A new word in the English language has recently been coined: investor-state. The term refers to corporations who have the power to sue nations before an jurisdictional tribunal for infringements on their commercial interest. Phillip Morris, for example, has sued Australia over that country’s rules requiring hazardous warning labels on cigarette packaging. http://theconversation.com/big-tobacco-vs-australia-philip-morris-scores-an-own-goal-4967)
Who are these investor-states? Well, besides Phillip Morris, Monsanto, the Bank of America, Chevron and Exxon Mobil are among them and they’ve been granted their power though a negotiated agreement known as the Trans-Pacific Partnership (TPP). Current members of this trade circle are Australia, Brunei, Chile, Canada, Japan, Malaysia, Mexico, New Zealand, Peru, Singapore, Vietnam and the United States.

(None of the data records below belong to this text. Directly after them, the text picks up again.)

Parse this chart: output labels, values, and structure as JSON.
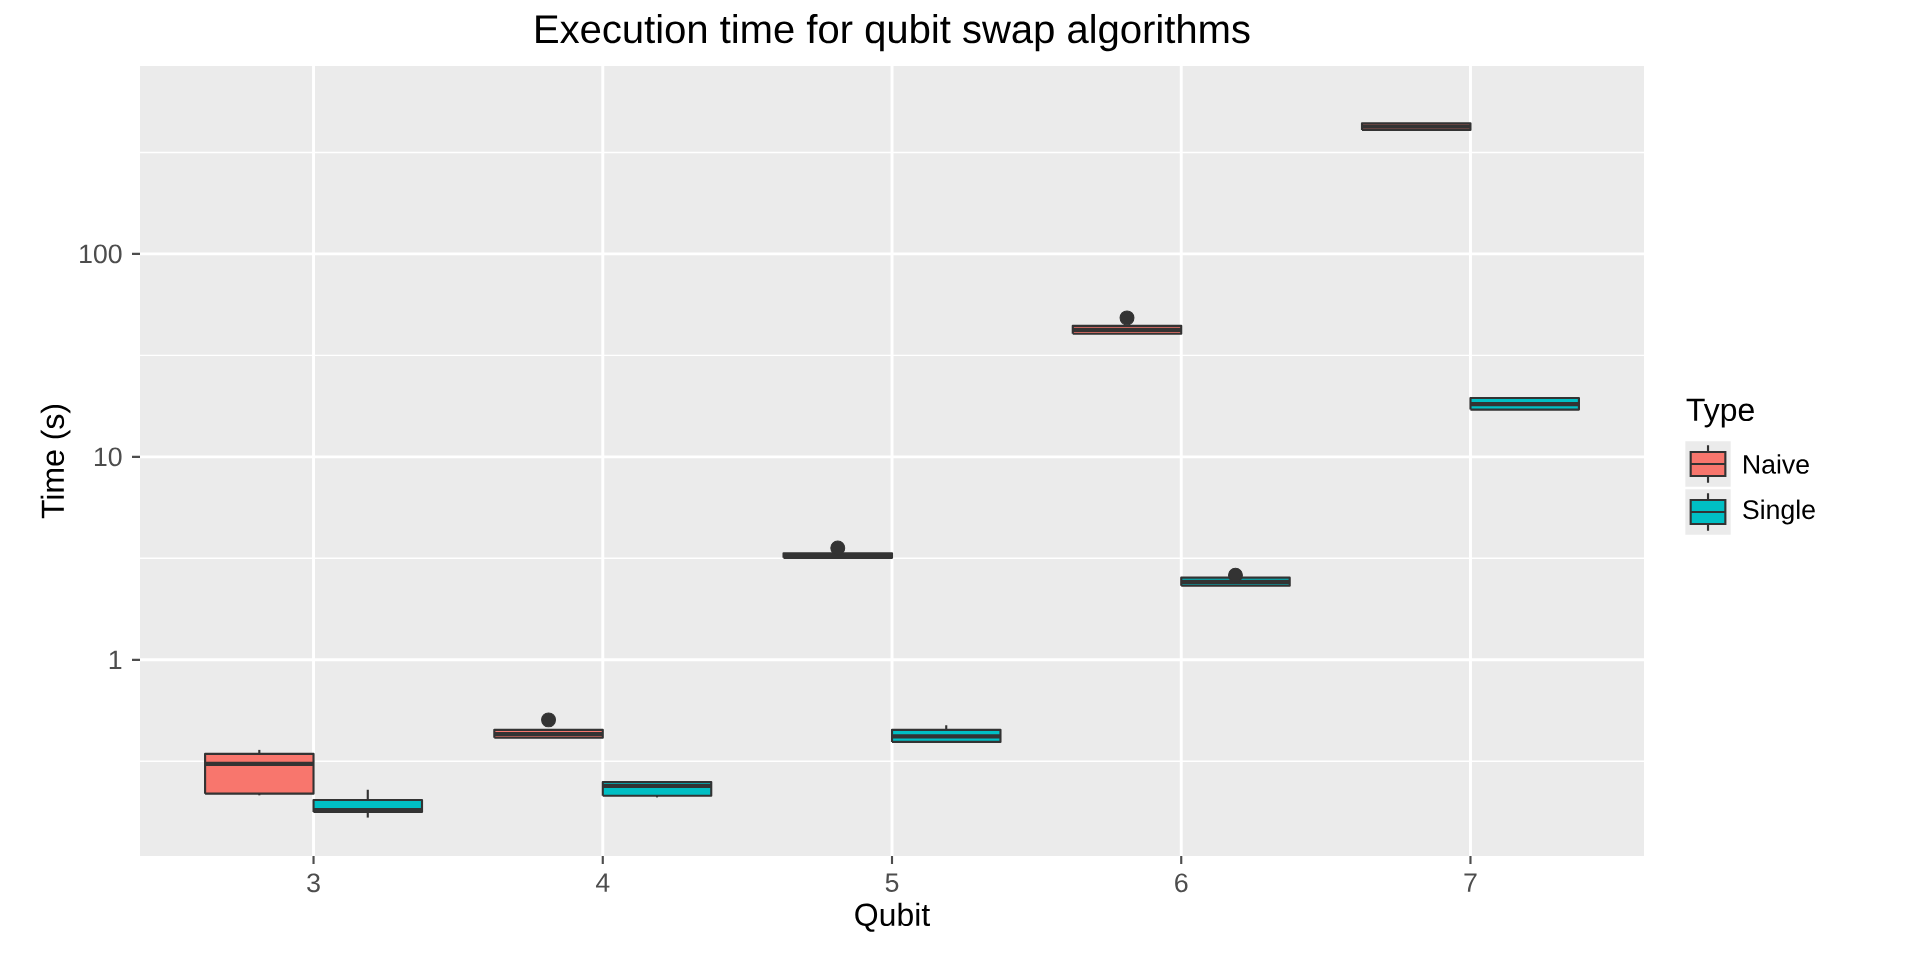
{
  "chart_data": {
    "type": "box",
    "title": "Execution time for qubit swap algorithms",
    "xlabel": "Qubit",
    "ylabel": "Time (s)",
    "legend_title": "Type",
    "categories": [
      "3",
      "4",
      "5",
      "6",
      "7"
    ],
    "series": [
      {
        "name": "Naive",
        "color": "#f8766d",
        "boxes": [
          {
            "low": 0.215,
            "q1": 0.219,
            "median": 0.307,
            "q3": 0.344,
            "high": 0.36
          },
          {
            "low": 0.413,
            "q1": 0.413,
            "median": 0.43,
            "q3": 0.452,
            "high": 0.452,
            "outliers": [
              0.506
            ]
          },
          {
            "low": 3.18,
            "q1": 3.18,
            "median": 3.28,
            "q3": 3.35,
            "high": 3.35,
            "outliers": [
              3.56
            ]
          },
          {
            "low": 40.4,
            "q1": 40.4,
            "median": 42.2,
            "q3": 44.2,
            "high": 44.2,
            "outliers": [
              48.4
            ]
          },
          {
            "low": 408,
            "q1": 408,
            "median": 424,
            "q3": 440,
            "high": 440
          }
        ]
      },
      {
        "name": "Single",
        "color": "#00bfc4",
        "boxes": [
          {
            "low": 0.167,
            "q1": 0.178,
            "median": 0.182,
            "q3": 0.204,
            "high": 0.229
          },
          {
            "low": 0.21,
            "q1": 0.214,
            "median": 0.239,
            "q3": 0.25,
            "high": 0.25
          },
          {
            "low": 0.394,
            "q1": 0.394,
            "median": 0.42,
            "q3": 0.452,
            "high": 0.476
          },
          {
            "low": 2.32,
            "q1": 2.32,
            "median": 2.42,
            "q3": 2.54,
            "high": 2.54,
            "outliers": [
              2.61
            ]
          },
          {
            "low": 17.1,
            "q1": 17.1,
            "median": 18.2,
            "q3": 19.5,
            "high": 19.5
          }
        ]
      }
    ],
    "log": "y",
    "ylim": [
      0.108,
      843
    ],
    "yticks": [
      1,
      10,
      100
    ],
    "grid": true,
    "legend": "right"
  }
}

Ironically, only 5 of the 29 measures in this agreement speak directly to trade issues. The other 24 reach into areas previously unthinkable. It restricts, for example, a sovereign nation’s ability to support local produce within its borders and proposes sweeping changes with regard to the internet. The United States government rejected SOPA, the bill that would have instituted rigid copyright laws on intellectual property, but those same rules are proposed under TPP.
That the negotiations underway lack transparency is an understatement. So far, the measures have been kept under lock and key. Even members of Congress are beginning to complain about the lack of information. Below is a 10 minute clip from Democracy Now which speaks to the issue:.
In the United States, we have seen the consequences of giving corporations the same right to free speech as individuals. Giving them nation status is an idea that should keep everyone awake at night.